Below is an excerpt from my manuscript Buying In to Doing Good: Documentary Politics and Curatorial Ethics at the Hot Docs Film Festival , to be published by McGill-Queen’s University Press in 2020.
When considering the liberal festival experience, agnostic curation sidesteps what I call screen ethics, an approach to media or screen arts that denies the possibility of content being tidily and unproblematically divorced from context, and holds that ethical considerations must include the ways in which films are made and the ways in which films circulate and are embedded/deployed in wider cultures and society (especially by way of curatorial and exhibition practices and platforms).
With this in mind, when we ask what are the ethical concerns around films programmed at film festivals, we are including concerns around on and off-screen representation, reciprocal relationships between makers and subjects and audiences, fair and just policies and practices, as well as equitable curatorial processes and inclusive organization of film screenings.
Screen ethics, which gathers making, choosing, showing, and experiencing under one principled roof, therefore points to a social justice-committed, rather than agnostic, type of curation. The ethical bundling of film production with film curation, circulation and exhibition forces a closer look at a series of relations that move outward from a film’s inception to its reception, from intent to content to context, and which keeps company with calls for a “documentary code of ethics” by demanding festivals and other film institutions develop and make public best practices protocols and ethics policies, thus formalizing and making transparent these complex cascades of relations and their ethical dimensions that continue like associative tributaries from the film text long after picture lock.
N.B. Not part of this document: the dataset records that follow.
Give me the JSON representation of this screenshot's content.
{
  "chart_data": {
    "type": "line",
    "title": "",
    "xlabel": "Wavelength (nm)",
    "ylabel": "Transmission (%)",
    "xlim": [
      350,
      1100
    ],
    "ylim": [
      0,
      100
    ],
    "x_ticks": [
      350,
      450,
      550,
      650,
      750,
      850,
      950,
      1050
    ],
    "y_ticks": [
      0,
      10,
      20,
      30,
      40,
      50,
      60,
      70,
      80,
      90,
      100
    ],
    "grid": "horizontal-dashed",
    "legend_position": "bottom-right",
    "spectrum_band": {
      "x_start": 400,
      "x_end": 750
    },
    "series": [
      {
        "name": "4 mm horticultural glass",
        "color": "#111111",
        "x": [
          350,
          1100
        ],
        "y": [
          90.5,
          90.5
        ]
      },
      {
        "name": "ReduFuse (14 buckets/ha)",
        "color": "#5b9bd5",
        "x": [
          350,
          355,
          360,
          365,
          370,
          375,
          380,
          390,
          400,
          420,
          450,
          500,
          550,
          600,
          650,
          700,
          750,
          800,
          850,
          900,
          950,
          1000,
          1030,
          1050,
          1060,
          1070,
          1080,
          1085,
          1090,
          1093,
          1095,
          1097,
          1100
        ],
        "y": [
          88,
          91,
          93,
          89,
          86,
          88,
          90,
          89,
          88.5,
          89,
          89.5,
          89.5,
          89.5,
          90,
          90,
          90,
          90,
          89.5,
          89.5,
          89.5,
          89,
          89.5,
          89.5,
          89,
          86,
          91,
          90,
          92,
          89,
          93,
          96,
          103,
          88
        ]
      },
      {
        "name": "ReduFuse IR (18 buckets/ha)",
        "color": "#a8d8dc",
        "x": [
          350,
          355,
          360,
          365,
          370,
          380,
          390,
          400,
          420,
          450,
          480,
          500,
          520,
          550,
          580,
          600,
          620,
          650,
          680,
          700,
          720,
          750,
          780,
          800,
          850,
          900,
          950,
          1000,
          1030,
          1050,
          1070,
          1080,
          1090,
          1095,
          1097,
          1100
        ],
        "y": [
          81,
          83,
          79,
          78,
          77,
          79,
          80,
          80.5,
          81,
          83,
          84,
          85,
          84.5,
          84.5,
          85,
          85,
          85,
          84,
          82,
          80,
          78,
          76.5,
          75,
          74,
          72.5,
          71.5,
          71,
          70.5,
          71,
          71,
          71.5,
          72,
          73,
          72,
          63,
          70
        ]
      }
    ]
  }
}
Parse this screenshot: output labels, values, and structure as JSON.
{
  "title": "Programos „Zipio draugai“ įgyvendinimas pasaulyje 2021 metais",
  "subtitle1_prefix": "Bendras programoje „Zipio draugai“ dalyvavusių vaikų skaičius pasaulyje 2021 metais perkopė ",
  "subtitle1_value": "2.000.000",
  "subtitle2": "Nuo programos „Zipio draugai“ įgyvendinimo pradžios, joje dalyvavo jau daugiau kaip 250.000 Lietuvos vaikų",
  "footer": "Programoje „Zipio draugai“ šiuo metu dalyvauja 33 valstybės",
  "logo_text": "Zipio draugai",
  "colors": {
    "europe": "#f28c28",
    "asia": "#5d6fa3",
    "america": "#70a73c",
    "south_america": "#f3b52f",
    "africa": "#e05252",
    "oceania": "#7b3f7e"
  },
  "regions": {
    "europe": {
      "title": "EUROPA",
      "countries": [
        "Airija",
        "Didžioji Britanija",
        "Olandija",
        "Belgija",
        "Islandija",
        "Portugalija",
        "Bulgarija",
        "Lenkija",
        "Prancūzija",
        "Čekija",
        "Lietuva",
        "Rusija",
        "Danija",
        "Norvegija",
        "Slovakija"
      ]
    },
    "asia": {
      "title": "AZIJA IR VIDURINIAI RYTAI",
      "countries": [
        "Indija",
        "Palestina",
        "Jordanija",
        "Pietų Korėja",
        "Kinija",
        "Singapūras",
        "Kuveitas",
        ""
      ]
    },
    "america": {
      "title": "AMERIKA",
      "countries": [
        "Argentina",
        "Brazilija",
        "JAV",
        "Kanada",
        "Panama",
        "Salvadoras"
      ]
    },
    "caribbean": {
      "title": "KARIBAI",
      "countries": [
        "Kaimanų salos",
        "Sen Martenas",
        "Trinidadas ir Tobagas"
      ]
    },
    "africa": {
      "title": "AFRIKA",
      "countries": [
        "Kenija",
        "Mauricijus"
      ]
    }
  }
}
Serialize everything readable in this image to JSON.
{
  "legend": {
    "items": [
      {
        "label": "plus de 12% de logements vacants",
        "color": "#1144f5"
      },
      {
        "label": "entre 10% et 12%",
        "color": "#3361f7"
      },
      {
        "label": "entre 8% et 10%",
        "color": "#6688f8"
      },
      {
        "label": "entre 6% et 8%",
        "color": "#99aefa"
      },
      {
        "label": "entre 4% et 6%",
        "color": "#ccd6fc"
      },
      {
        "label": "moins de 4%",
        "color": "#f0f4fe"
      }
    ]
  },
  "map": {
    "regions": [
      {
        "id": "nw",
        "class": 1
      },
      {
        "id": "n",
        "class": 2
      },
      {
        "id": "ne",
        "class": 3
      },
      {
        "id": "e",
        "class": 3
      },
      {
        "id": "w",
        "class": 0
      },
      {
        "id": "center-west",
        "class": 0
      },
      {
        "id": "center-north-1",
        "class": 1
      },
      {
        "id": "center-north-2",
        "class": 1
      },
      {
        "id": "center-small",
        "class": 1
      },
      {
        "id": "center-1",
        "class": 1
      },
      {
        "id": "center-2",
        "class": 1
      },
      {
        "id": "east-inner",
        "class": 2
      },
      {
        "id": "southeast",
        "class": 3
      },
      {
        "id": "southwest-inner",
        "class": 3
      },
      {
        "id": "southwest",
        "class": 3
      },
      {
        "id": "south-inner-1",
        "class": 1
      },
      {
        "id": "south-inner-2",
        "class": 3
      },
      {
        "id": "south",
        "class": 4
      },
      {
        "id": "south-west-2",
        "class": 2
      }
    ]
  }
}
Paying attention to screen ethics and demanding our arts institutions do the same can serve as an antidote to agnostic programming, by now a mainstay of the liberal festival architecture and experience. The story of screen ethics—which quite literally gestures to the many screens and frames on and through which a film will contextually travel—is the back story to every documentary’s circulatory trajectory. Screen ethics calls attention to the production and circulation of films, never extricating the product from the processes that allow a film text to exist and move in the world.
Essentially, screen ethics never ignores the (back) story of the film as a web-of-relations (of financing, commissioning, collaboration, curation, etc). What audiences encounter on screen represents a small portion of the larger picture, which involves all the relations and their power dispersions. A screen ethics approach to practicing and analyzing filmmaking, film management and film programming, with its objective to tease out inequity and injustice, is therefore part of the recalibration scaffolding that supports the critical curatorial framework I think we need.
Because an insistence on the implementation of screen ethics implicates powerful industry players and implies a pulling back of the proverbial curtain to reveal the not-for-public-consumption inner workings of arts institutions (and the non-reciprocal, uneven and exploitative relations therein), it remains a radical provocation which has yet to take hold in an era where corporately-funded film festivals are misguidedly considered alternative media/film platforms to big media and Hollywood’s extended exhibition circuitry. It is my optimistic hope that film makers, programmers, managers, financiers, audiences, fans and stakeholder communities will demand and initiate a framework of screen ethics in practice and policy.
Pictured above: Coca-Cola was the Environmental Film sponsor at Hot Docs in 2013, an instance I point to when highlighting a lack of practiced screen ethics at festivals.